Colorado prison chief shot dead on eve of gun laws signing
The head of Colorado's prison system was shot to death as he answered the doorbell at his home in what police said may have been a targeted slaying linked to his high-profile position, Reuters reported.
The shooting on Tuesday night punctuated an intense debate on gun control in Colorado, coming just hours before the state's Democratic governor signed into law new firearms-control measures spurred by a rash of deadly mass shootings in the state and elsewhere.
Police said Tom Clements, 58, appointed two years ago as executive director of the Colorado Department of Corrections, was shot at his home in a secluded wooded area near the town of Monument, 45 miles south of Denver.
The killing did not appear to be linked to any break-in or robbery attempt, and did not appear to be a random act of violence, said El Paso County Sheriff's Department Lieutenant Jeff Kramer.
"We are sensitive to the high-profile position in which Mr. Clements served and the fact there could be people who would target him based on his position," Kramer said in a statement on Wednesday.
Clements also spent 31 years in the Missouri Department of Corrections, where he became the No. 2 official.
Kramer said that according to a 911 emergency call for help received shortly before 9 p.m. local time, Clements was shot after answering the doorbell. He was found dead by sheriff's deputies arriving on the scene.
His home sits on a street that is "not a major thoroughfare," Kramer said. "There's no reason to turn off onto that road unless you had business there."
Officials began a search for Clements' assailant on Tuesday night, but no suspects had been pinpointed, Kramer said.

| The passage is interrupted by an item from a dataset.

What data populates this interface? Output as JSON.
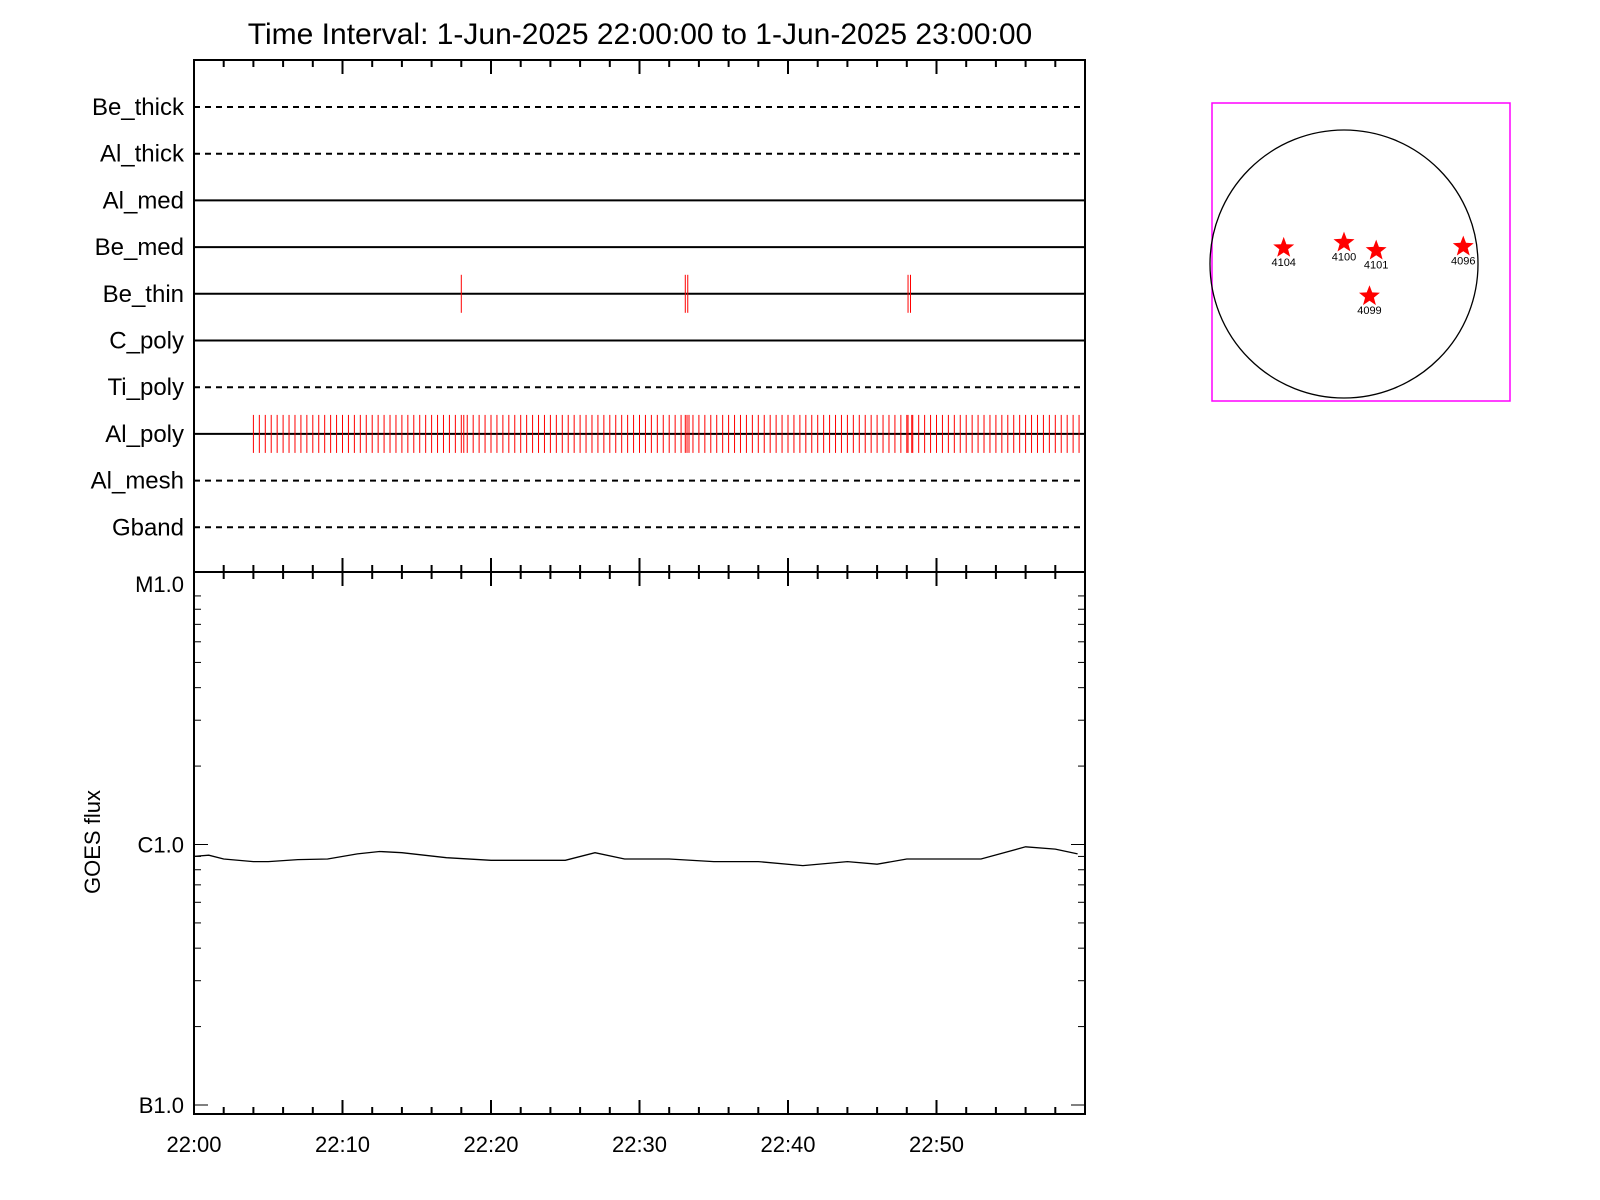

He said police were investigating the sighting of what was described as an unoccupied, "boxy" two-door sedan idling near the house about 15 minutes before the first 911 call. The same car was reported seen a short time later traveling from the scene with a lone, unidentified occupant, he said.
Police were also looking for a woman, between ages 35 and 50, who may have been "speed-walking" on Clements' street about the time of the shooting and was considered a potential witness, Kramer said.
He said some neighbors told police they heard what might have been gunshots in the area at the time.